Katie Meyer lawsuit: Family of soccer star Katie Meyer files wrongful death lawsuit against Stanford University after she died by suicide

Editor’s Note: If you or a loved one has had suicidal thoughts, call 988 to contact the National Suicide Prevention Lifeline. It provides free and confidential support 24 hours a day, seven days a week for people experiencing suicidal crisis or distress. For crisis support in Spanish, call 1-888-628-9454. The International Association for Suicide Prevention and Make Friends Around the World also provides contact information for crisis centers around the world.


The family of Katie Meyer, the star soccer player who died by suicide last spring, has filed a wrongful-death lawsuit against Stanford University and several administrators alleging their actions circumvented disciplinary action that could have caused her to “experience an acute stress reaction that impulsively led to murder.” himself.”

Meyer, a senior who helped lead Stanford to the 2019 NCAA tournament title, was found dead in his dorm room in March. Shortly before his death, Meyer faced consequences after standing up for a teammate on campus, his parents said in the days after he took his own life.
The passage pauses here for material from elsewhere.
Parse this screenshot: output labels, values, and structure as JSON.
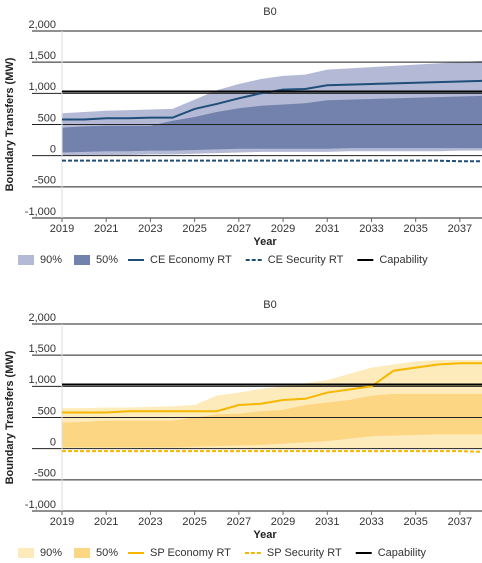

“The actions that led to Katie Meyer’s death began and ended with Stanford University,” the lawsuit alleges, and made public for the first time the details of the allegations that triggered potential disciplinary action.
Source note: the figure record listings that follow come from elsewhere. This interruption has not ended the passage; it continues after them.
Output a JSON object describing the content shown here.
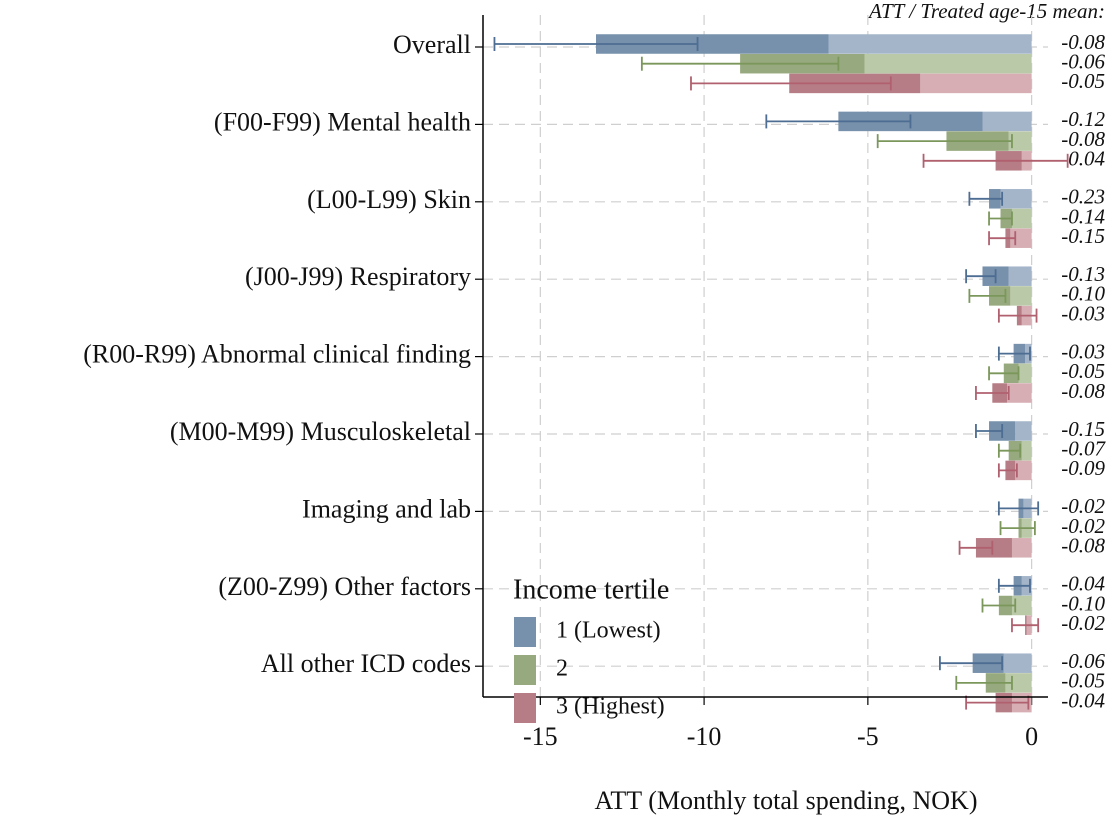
{
  "chart_data": {
    "type": "bar",
    "orientation": "horizontal",
    "header": "ATT / Treated age-15 mean:",
    "xlabel": "ATT (Monthly total spending, NOK)",
    "legend_title": "Income tertile",
    "categories": [
      "Overall",
      "(F00-F99) Mental health",
      "(L00-L99) Skin",
      "(J00-J99) Respiratory",
      "(R00-R99) Abnormal clinical finding",
      "(M00-M99) Musculoskeletal",
      "Imaging and lab",
      "(Z00-Z99) Other factors",
      "All other ICD codes"
    ],
    "series": [
      {
        "name": "1 (Lowest)",
        "color": "#7790ab",
        "light_color": "#a4b5c9",
        "ci_color": "#4d6d92",
        "values": [
          -13.3,
          -5.9,
          -1.3,
          -1.5,
          -0.55,
          -1.3,
          -0.4,
          -0.55,
          -1.8
        ],
        "inner_values": [
          -6.2,
          -1.5,
          -0.95,
          -0.7,
          -0.2,
          -0.5,
          -0.25,
          -0.3,
          -0.85
        ],
        "ci_low": [
          -16.4,
          -8.1,
          -1.9,
          -2.0,
          -1.0,
          -1.7,
          -1.0,
          -1.0,
          -2.8
        ],
        "ci_high": [
          -10.2,
          -3.7,
          -0.9,
          -1.1,
          -0.05,
          -0.9,
          0.2,
          -0.05,
          -0.9
        ],
        "ratios": [
          -0.08,
          -0.12,
          -0.23,
          -0.13,
          -0.03,
          -0.15,
          -0.02,
          -0.04,
          -0.06
        ],
        "ratio_labels": [
          "-0.08",
          "-0.12",
          "-0.23",
          "-0.13",
          "-0.03",
          "-0.15",
          "-0.02",
          "-0.04",
          "-0.06"
        ]
      },
      {
        "name": "2",
        "color": "#97a97e",
        "light_color": "#bac9a8",
        "ci_color": "#7b975b",
        "values": [
          -8.9,
          -2.6,
          -0.95,
          -1.3,
          -0.85,
          -0.7,
          -0.4,
          -1.0,
          -1.4
        ],
        "inner_values": [
          -5.1,
          -0.7,
          -0.6,
          -0.65,
          -0.4,
          -0.3,
          -0.3,
          -0.6,
          -0.8
        ],
        "ci_low": [
          -11.9,
          -4.7,
          -1.3,
          -1.9,
          -1.3,
          -1.0,
          -0.95,
          -1.5,
          -2.3
        ],
        "ci_high": [
          -5.9,
          -0.6,
          -0.6,
          -0.8,
          -0.4,
          -0.35,
          0.1,
          -0.5,
          -0.6
        ],
        "ratios": [
          -0.06,
          -0.08,
          -0.14,
          -0.1,
          -0.05,
          -0.07,
          -0.02,
          -0.1,
          -0.05
        ],
        "ratio_labels": [
          "-0.06",
          "-0.08",
          "-0.14",
          "-0.10",
          "-0.05",
          "-0.07",
          "-0.02",
          "-0.10",
          "-0.05"
        ]
      },
      {
        "name": "3 (Highest)",
        "color": "#b67d86",
        "light_color": "#d6aeb3",
        "ci_color": "#b0606f",
        "values": [
          -7.4,
          -1.1,
          -0.8,
          -0.45,
          -1.2,
          -0.8,
          -1.7,
          -0.2,
          -1.1
        ],
        "inner_values": [
          -3.4,
          -0.3,
          -0.65,
          -0.3,
          -0.75,
          -0.5,
          -0.6,
          -0.15,
          -0.6
        ],
        "ci_low": [
          -10.4,
          -3.3,
          -1.3,
          -1.0,
          -1.7,
          -1.0,
          -2.2,
          -0.6,
          -2.0
        ],
        "ci_high": [
          -4.3,
          1.1,
          -0.5,
          0.15,
          -0.7,
          -0.45,
          -1.2,
          0.2,
          -0.1
        ],
        "ratios": [
          -0.05,
          0.04,
          -0.15,
          -0.03,
          -0.08,
          -0.09,
          -0.08,
          -0.02,
          -0.04
        ],
        "ratio_labels": [
          "-0.05",
          "0.04",
          "-0.15",
          "-0.03",
          "-0.08",
          "-0.09",
          "-0.08",
          "-0.02",
          "-0.04"
        ]
      }
    ],
    "xlim": [
      -16.75,
      0.5
    ],
    "xticks": [
      -15,
      -10,
      -5,
      0
    ],
    "grid": true
  }
}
In August 2021, Meyer was riding a bicycle when he allegedly spilled coffee on a football player who allegedly sexually assaulted one of his teammates, according to the lawsuit.
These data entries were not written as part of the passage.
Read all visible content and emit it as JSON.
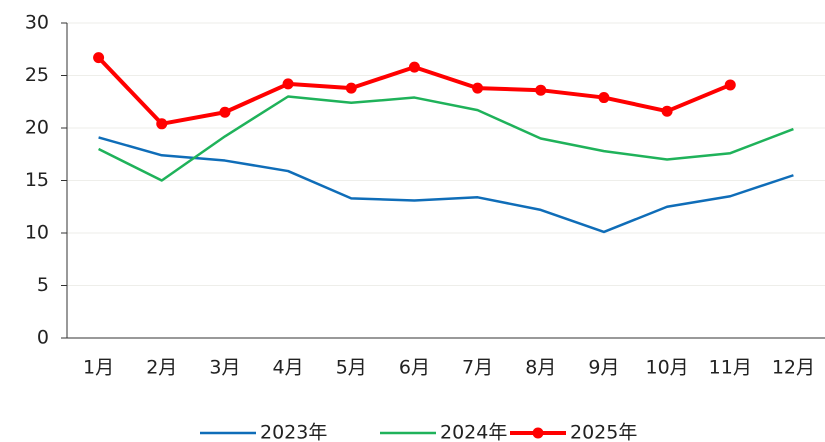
{
  "chart_data": {
    "type": "line",
    "categories": [
      "1月",
      "2月",
      "3月",
      "4月",
      "5月",
      "6月",
      "7月",
      "8月",
      "9月",
      "10月",
      "11月",
      "12月"
    ],
    "series": [
      {
        "name": "2023年",
        "color": "#0f6db8",
        "values": [
          19.1,
          17.4,
          16.9,
          15.9,
          13.3,
          13.1,
          13.4,
          12.2,
          10.1,
          12.5,
          13.5,
          15.5
        ]
      },
      {
        "name": "2024年",
        "color": "#1fb25a",
        "values": [
          18.0,
          15.0,
          19.2,
          23.0,
          22.4,
          22.9,
          21.7,
          19.0,
          17.8,
          17.0,
          17.6,
          19.9
        ]
      },
      {
        "name": "2025年",
        "color": "#ff0000",
        "markers": true,
        "values": [
          26.7,
          20.4,
          21.5,
          24.2,
          23.8,
          25.8,
          23.8,
          23.6,
          22.9,
          21.6,
          24.1,
          null
        ]
      }
    ],
    "ylim": [
      0,
      30
    ],
    "yticks": [
      0,
      5,
      10,
      15,
      20,
      25,
      30
    ],
    "grid": true,
    "legend": "bottom"
  }
}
In response to the incident, Meyer received a formal letter of accusation from Stanford’s Office of Community Standards, informing him of impending disciplinary action, according to the lawsuit. The letter was emailed to her on the evening of her death and exactly six months after the spilled coffee, according to the lawsuit.

“We are deeply troubled and disappointed by what we have learned since her death and have no choice but to move forward with litigation to achieve justice for Katie and protect future students,” the Meyer family said in a statement.

In a statement to CNN, Stanford University spokeswoman Dee Mostofi denied the lawsuit’s allegations.

“The Stanford community continues to mourn Katie’s tragic death and our hearts go out to her family for the unimaginable pain Katie’s passing has caused them,” Mostofi wrote.

“However, we strongly disagree with any allegation that the university is responsible for his death. While we have yet to see the formal complaint brought by the Meyer family, we are aware of some of the claims made in the filing, which are false and misleading,” Mostofi added.

According to the lawsuit, the letter “contains threatening language regarding sanctions and possible ‘removal from the university.'”

“The official disciplinary charge sheet related to the spilled coffee also informed Katie that her diploma was suspended just three (3) months after her graduation; threatening his status as a Stanford student, Captain and member of the Football team, Resident Advisor, Mayfield Fellow, Defense Innovative Scholar, and his ability to attend Stanford Law school, among many other things.”

After receiving the letter, Meyer immediately responded to the email, telling the university he was “shocked and disappointed” by the action, the lawsuit claims.

“Stanford staff failed to support Katie when she expressed despair, she was ‘afraid an accident would destroy my future,’ and she had been ‘fearing for months that my accident would ruin my chances of leaving Stanford for good,’ and suffered a lot ‘concerns’ related to the OCS Process,” the lawsuit continued.

According to Mostofi, the university spokesman, the letter to Meyer also contained “a number to contact immediate support and was specifically told that this resource is available to him 24 hours a day, seven days a week.”

“It is important to emphasize that we are committed to supporting students through the student justice process under OCS, and we did so in this case. In particular, the university offered Katie an advisor to work with throughout the process and told her she could have a support person of her choosing with her in any meeting or conversation with OCS,” added Mostofi.

Noting that Meyer had no prior history of mental illness, the lawsuit details the plans he had made in the days leading up to his death, including buying a plane ticket, planning a birthday party and attending classes and soccer practice as usual.